Most operational networks, however, reported losses even prior to the pandemic.

Metro projects in Delhi, Bengaluru, Hyderabad, and Mumbai had a positive operating margin during FY18-19, while the rest were not able to cover their operating expenses during the period, according to Mihir Shah, partner-government and public sector, strategy and transactions, EY India. “The Covid-19 pandemic has further deteriorated the financial position of all transit authorities.”

Yet, Shah told BloombergQuint, there are very few cities in the world where conventional metro projects are operationally self-sustainable. “Majority of them are financially supported by the government.”
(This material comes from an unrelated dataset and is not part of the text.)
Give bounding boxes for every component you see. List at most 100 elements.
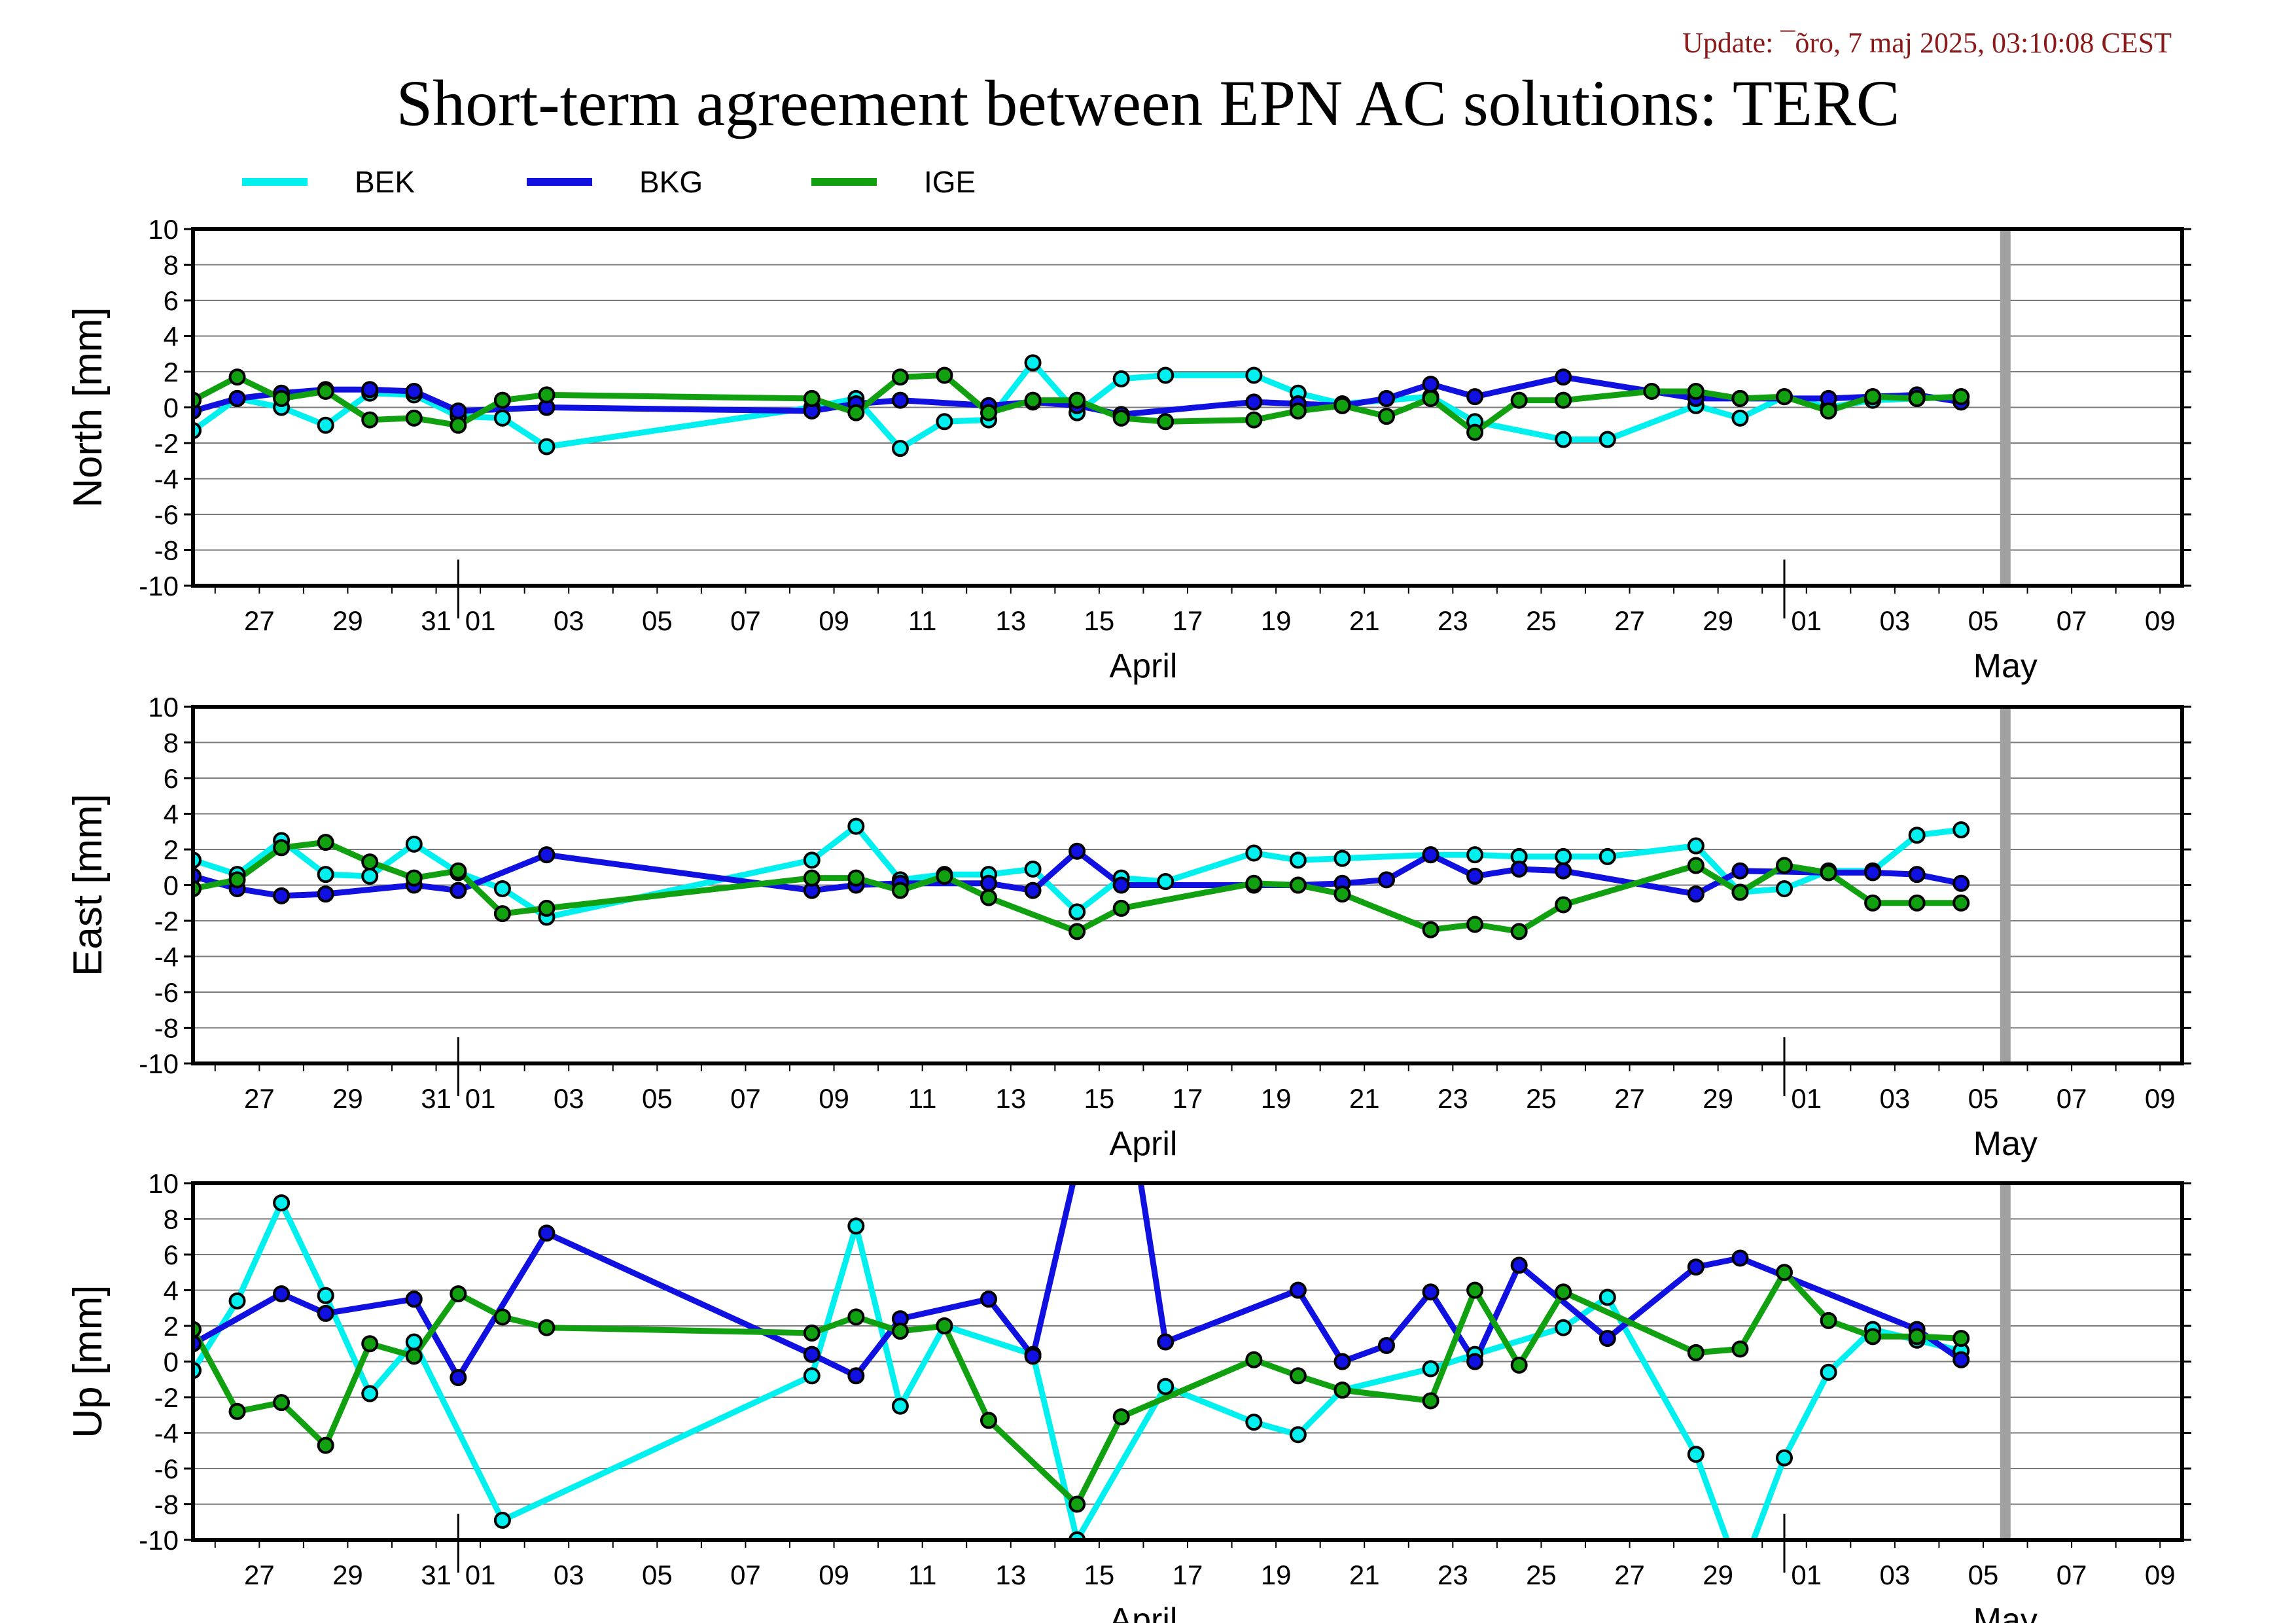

Elias George, former head of Kochi Metro Rail Ltd and currently partner and head-infrastructure, government and healthcare at KPMG, puts the financial success rate world over at some 5%. Of the 200 odd metros in the world maybe 10 make a profit, like the Hong Kong or Tokyo metros because of the sheer size of the passenger traffic and monetisation of commercial real estate, he told BloombergQuint in an interview.

One option to boost revenue is to allow more land development close to the metro network.

According to V Sivakumaran, former financial commissioner (railways), just fare revenue will not be able to sustain the system. “Normally what the world does is, along the metro route whatever vacant land is available, you give it a higher FSI (saleable area) and whatever money you get from that is ploughed into the metro.”

“So, the government has to spend on metro initially and they recuperate it by giving more FSI, etc. Or it’s an outright subsidy in the budget.”

But, policy motivation for a metro administration to look at other revenue streams is still inadequate in this country, said George. “A lot more pressure needs to be put on state governments, city administrations and the metro companies to leverage things like land value capture or transit-oriented development where new areas automatically develop when a metro goes there… Sometimes there is a disconnect between the metro company and the municipal corporation where the metro is planned. They need to work and plan seamlessly. If that part works well a lot of non-fare revenue challenges can be settled in a much better way.”